Alih Fungsi Lahan Hingga Turunnya Minat Konsumsi Sagu
Dikutip dari Studi Kasus Pengolahan Pangan Lokal Sagu dan Buah Merah oleh Pusat Riset Kependudukan (PRKependudukan) Badan Riset dan Inovasi Nasional (BRIN) bekerjasama dengan Badan Pusat Statistik (BPS) menyebut Pada tahun
2020, luas perkebunan di Provinsi Papua tercatat sebesar 152.155 hektar. Sagu menjadi tanaman perkebunan luas lahan tertinggi, yaitu seluas 54.657 hektar sehingga tanaman ini juga menunjukkan hasil produksi tertinggi yaitu sebesar 67.913 ton.
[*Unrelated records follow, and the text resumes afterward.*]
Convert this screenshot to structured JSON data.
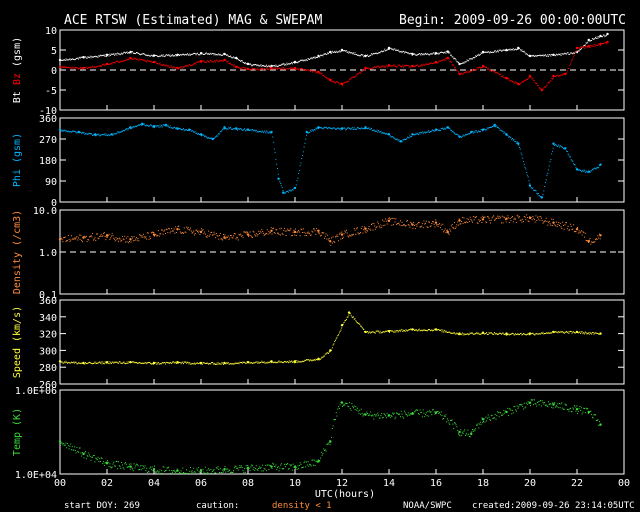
{
  "header": {
    "title": "ACE RTSW (Estimated) MAG & SWEPAM",
    "begin": "Begin: 2009-09-26 00:00:00UTC"
  },
  "footer": {
    "start_doy": "start DOY: 269",
    "caution": "caution:",
    "density_note": "density < 1",
    "source": "NOAA/SWPC",
    "created": "created:2009-09-26 23:14:05UTC"
  },
  "colors": {
    "bg": "#000000",
    "axis": "#ffffff",
    "bt": "#ffffff",
    "bz": "#ff0000",
    "phi": "#00b4ff",
    "density": "#ff8c3a",
    "speed": "#ffff3a",
    "temp": "#3adc3a",
    "caution": "#ff8c3a"
  },
  "chart_data": {
    "type": "scatter",
    "x_axis": {
      "label": "UTC(hours)",
      "range": [
        0,
        24
      ],
      "ticks": [
        "00",
        "02",
        "04",
        "06",
        "08",
        "10",
        "12",
        "14",
        "16",
        "18",
        "20",
        "22",
        "00"
      ]
    },
    "panels": [
      {
        "id": "mag",
        "ylabel_parts": [
          "Bt",
          "Bz",
          "(gsm)"
        ],
        "ylim": [
          -10,
          10
        ],
        "yticks": [
          "10",
          "5",
          "0",
          "-5",
          "-10"
        ],
        "dashed_at": 0,
        "series": [
          {
            "name": "Bt",
            "color": "#ffffff",
            "x": [
              0,
              1,
              2,
              3,
              4,
              5,
              6,
              7,
              7.5,
              8,
              9,
              10,
              11,
              11.5,
              12,
              13,
              14,
              15,
              16,
              16.5,
              17,
              18,
              19,
              19.5,
              20,
              21,
              22,
              22.5,
              23,
              23.3
            ],
            "y": [
              2.5,
              3.2,
              3.8,
              4.5,
              3.6,
              3.8,
              4.2,
              4.0,
              3.0,
              1.5,
              1.0,
              2.0,
              3.5,
              4.5,
              5.0,
              3.5,
              5.5,
              4.0,
              4.2,
              4.6,
              1.5,
              4.5,
              5.0,
              5.5,
              3.5,
              3.8,
              4.5,
              7.5,
              8.5,
              9.0
            ]
          },
          {
            "name": "Bz",
            "color": "#ff0000",
            "x": [
              0,
              1,
              2,
              3,
              4,
              5,
              6,
              7,
              7.5,
              8,
              9,
              10,
              11,
              11.5,
              12,
              13,
              14,
              15,
              16,
              16.5,
              17,
              18,
              19,
              19.5,
              20,
              20.5,
              21,
              21.5,
              22,
              22.5,
              23,
              23.3
            ],
            "y": [
              0.8,
              0.5,
              1.5,
              3.0,
              2.0,
              0.5,
              2.2,
              2.5,
              0.8,
              0.3,
              0.5,
              0.5,
              -0.5,
              -2.5,
              -3.5,
              0.5,
              1.2,
              1.0,
              2.0,
              3.0,
              -1.0,
              1.0,
              -2.0,
              -3.5,
              -1.5,
              -5.0,
              -1.5,
              -1.0,
              5.5,
              6.0,
              6.5,
              7.0
            ]
          }
        ]
      },
      {
        "id": "phi",
        "ylabel_parts": [
          "Phi (gsm)"
        ],
        "ylim": [
          0,
          360
        ],
        "yticks": [
          "360",
          "270",
          "180",
          "90",
          "0"
        ],
        "series": [
          {
            "name": "Phi",
            "color": "#00b4ff",
            "x": [
              0,
              0.8,
              1.5,
              2.2,
              3,
              3.5,
              4,
              4.5,
              5,
              5.5,
              6,
              6.5,
              7,
              7.5,
              8,
              9,
              9.3,
              9.5,
              10,
              10.5,
              11,
              12,
              13,
              14,
              14.5,
              15,
              16,
              16.5,
              17,
              17.5,
              18,
              18.5,
              19,
              19.5,
              20,
              20.5,
              21,
              21.5,
              22,
              22.5,
              23
            ],
            "y": [
              310,
              300,
              290,
              290,
              320,
              335,
              325,
              330,
              315,
              310,
              290,
              270,
              320,
              315,
              310,
              300,
              100,
              40,
              60,
              300,
              320,
              315,
              320,
              290,
              260,
              290,
              310,
              320,
              280,
              300,
              310,
              330,
              290,
              250,
              70,
              20,
              250,
              230,
              140,
              130,
              160
            ]
          }
        ]
      },
      {
        "id": "density",
        "ylabel_parts": [
          "Density (/cm3)"
        ],
        "scale": "log",
        "ylim": [
          0.1,
          10
        ],
        "yticks": [
          "10.0",
          "1.0",
          "0.1"
        ],
        "dashed_at": 1.0,
        "series": [
          {
            "name": "Density",
            "color": "#ff8c3a",
            "x": [
              0,
              1,
              2,
              3,
              4,
              5,
              6,
              7,
              8,
              9,
              10,
              11,
              11.5,
              12,
              13,
              14,
              15,
              16,
              16.5,
              17,
              18,
              19,
              20,
              21,
              22,
              22.5,
              23
            ],
            "y": [
              2.0,
              2.2,
              2.5,
              2.0,
              2.6,
              3.5,
              3.0,
              2.2,
              2.6,
              3.2,
              3.0,
              3.2,
              1.8,
              2.6,
              3.6,
              5.5,
              4.5,
              5.0,
              3.0,
              5.6,
              6.0,
              6.2,
              6.5,
              5.0,
              3.5,
              1.8,
              2.5
            ]
          }
        ]
      },
      {
        "id": "speed",
        "ylabel_parts": [
          "Speed (km/s)"
        ],
        "ylim": [
          260,
          360
        ],
        "yticks": [
          "360",
          "340",
          "320",
          "300",
          "280",
          "260"
        ],
        "series": [
          {
            "name": "Speed",
            "color": "#ffff3a",
            "x": [
              0,
              1,
              2,
              3,
              4,
              5,
              6,
              7,
              8,
              9,
              10,
              11,
              11.5,
              12,
              12.3,
              13,
              14,
              15,
              16,
              17,
              18,
              19,
              20,
              21,
              22,
              23
            ],
            "y": [
              287,
              285,
              286,
              286,
              285,
              286,
              285,
              285,
              286,
              287,
              287,
              290,
              300,
              330,
              345,
              322,
              323,
              325,
              325,
              320,
              321,
              320,
              320,
              322,
              322,
              320
            ]
          }
        ]
      },
      {
        "id": "temp",
        "ylabel_parts": [
          "Temp (K)"
        ],
        "scale": "log",
        "ylim": [
          10000,
          1000000
        ],
        "yticks": [
          "1.0E+06",
          "1.0E+04"
        ],
        "series": [
          {
            "name": "Temp",
            "color": "#3adc3a",
            "x": [
              0,
              1,
              2,
              3,
              4,
              5,
              6,
              7,
              8,
              9,
              10,
              11,
              11.5,
              12,
              13,
              14,
              15,
              16,
              17,
              17.5,
              18,
              19,
              20,
              21,
              22,
              22.5,
              23
            ],
            "y": [
              60000,
              30000,
              18000,
              15000,
              13000,
              12000,
              12000,
              13000,
              14000,
              15000,
              15000,
              20000,
              60000,
              500000,
              260000,
              250000,
              280000,
              290000,
              100000,
              90000,
              200000,
              300000,
              500000,
              450000,
              350000,
              300000,
              150000
            ]
          }
        ]
      }
    ]
  }
}
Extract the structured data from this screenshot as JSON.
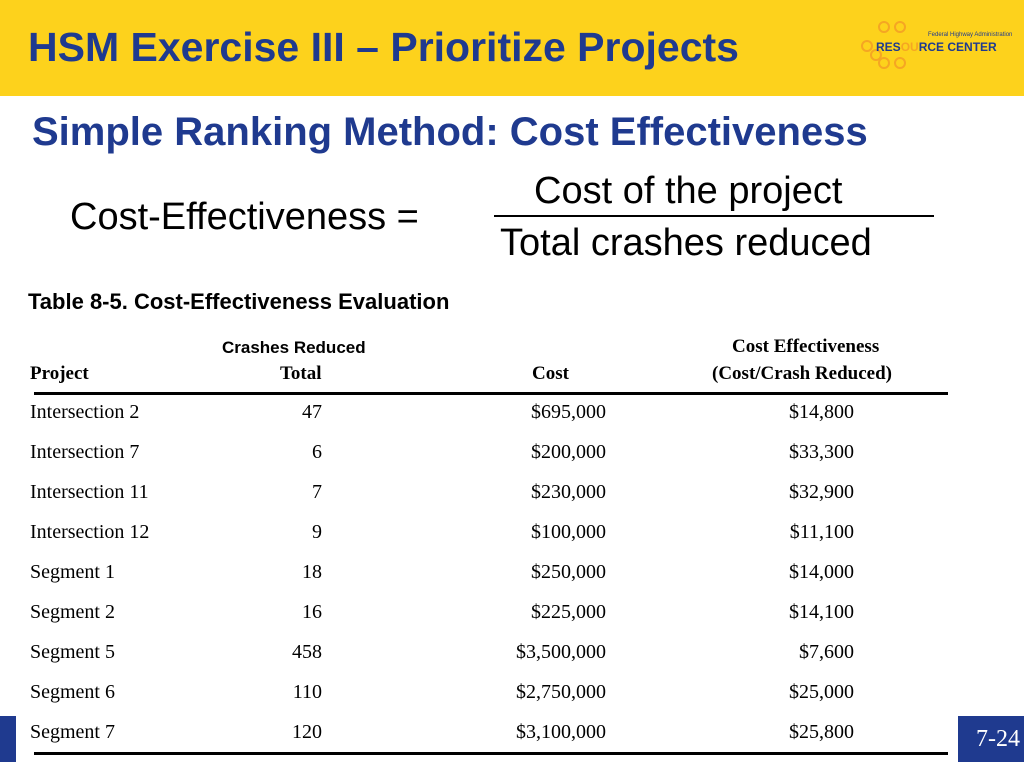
{
  "header": {
    "title": "HSM Exercise III – Prioritize Projects",
    "logo": {
      "small_text": "Federal Highway Administration",
      "main_text": "RESOURCE CENTER"
    }
  },
  "slide": {
    "subtitle": "Simple Ranking Method: Cost Effectiveness",
    "formula": {
      "label": "Cost-Effectiveness =",
      "numerator": "Cost of the project",
      "denominator": "Total crashes reduced"
    },
    "table_caption": "Table 8-5. Cost-Effectiveness Evaluation",
    "page_number": "7-24"
  },
  "table": {
    "overlay_header": "Crashes Reduced",
    "headers": {
      "project": "Project",
      "total": "Total",
      "cost": "Cost",
      "ce_line1": "Cost Effectiveness",
      "ce_line2": "(Cost/Crash Reduced)"
    },
    "rows": [
      {
        "project": "Intersection 2",
        "crashes": "47",
        "cost": "$695,000",
        "ce": "$14,800"
      },
      {
        "project": "Intersection 7",
        "crashes": "6",
        "cost": "$200,000",
        "ce": "$33,300"
      },
      {
        "project": "Intersection 11",
        "crashes": "7",
        "cost": "$230,000",
        "ce": "$32,900"
      },
      {
        "project": "Intersection 12",
        "crashes": "9",
        "cost": "$100,000",
        "ce": "$11,100"
      },
      {
        "project": "Segment 1",
        "crashes": "18",
        "cost": "$250,000",
        "ce": "$14,000"
      },
      {
        "project": "Segment 2",
        "crashes": "16",
        "cost": "$225,000",
        "ce": "$14,100"
      },
      {
        "project": "Segment 5",
        "crashes": "458",
        "cost": "$3,500,000",
        "ce": "$7,600"
      },
      {
        "project": "Segment 6",
        "crashes": "110",
        "cost": "$2,750,000",
        "ce": "$25,000"
      },
      {
        "project": "Segment 7",
        "crashes": "120",
        "cost": "$3,100,000",
        "ce": "$25,800"
      }
    ]
  },
  "colors": {
    "header_bg": "#fdd21c",
    "title_blue": "#1f3a8f",
    "logo_orange": "#f5a623",
    "footer_band": "#9bb7d6"
  }
}
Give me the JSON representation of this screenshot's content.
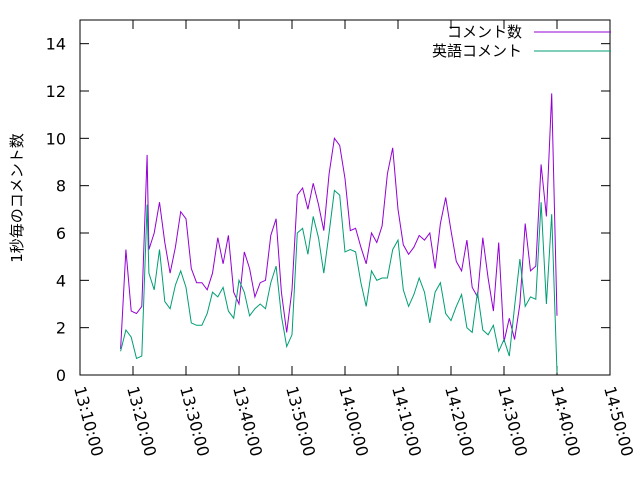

Baik di seluruh Indonesia maupun di Provinsi Papua, perkebunan sagu hanya dikelola oleh perkebunan rakyat.
Cahyo Pamungkas, dari Lembaga Ilmu Pengetahuan Indonesia (Lipi) menjelaskan tahun 2022 lalu, bersama dengan Pusat Riset Kependudukan (PRKependudukan) Badan Riset dan Inovasi Nasional (BRIN) bekerjasama dengan Badan Pusat Statistik (BPS) melakukan penelitian mengenai sagu dan buah merah di tiga daerah yakni Jayapura, Keerom dan Nabire yang paling banyak memproduksi sagu.
Berdasarkan data Direktorat Jenderal Perkebunan tahun 2019, tercatat luas areal perkebunan sagu di Kabupaten Jayapura berkisar 4.394 hektar dengan nilai produktivitas sebesar 1.701 kg/ha dan jumlah petani yang mengusahakan sebanyak 3.515 orang.
Sementara areal perkebunan sagu di Kabupaten Keerom adalah 1.894 hektar dengan nilai produktivitas sebesar 1.056 kg/ha dengan jumlah petani yang mengusahakan sebanyak 1.236 orang.
Dan perkebunan sagu di Kabupaten Nabire adalah 704 hektar dengan nilai produktivitas sebesar 1.572 kg/ ha dan jumlah petani yang mengusahakan sebanyak 673 orang.
Dalam proses penelitian tersebut, terdapat perubahan sosial, dimana adanya alih fungsi lahan yang semula merupakan tempat tumbuhnya tanaman sagu, kini berubah menjadi perkebunan kelapa sawit, menjadi jalan, tempat pemukiman dan lainnya mengingat kebutuhan akan tanah yang meningkat di Papua.
Alih fungsi terbesar yang terjadi yakni perkebunan kelapa sawit di Keerom, Kabupaten Jayapura, Nabire termasuk Sorong.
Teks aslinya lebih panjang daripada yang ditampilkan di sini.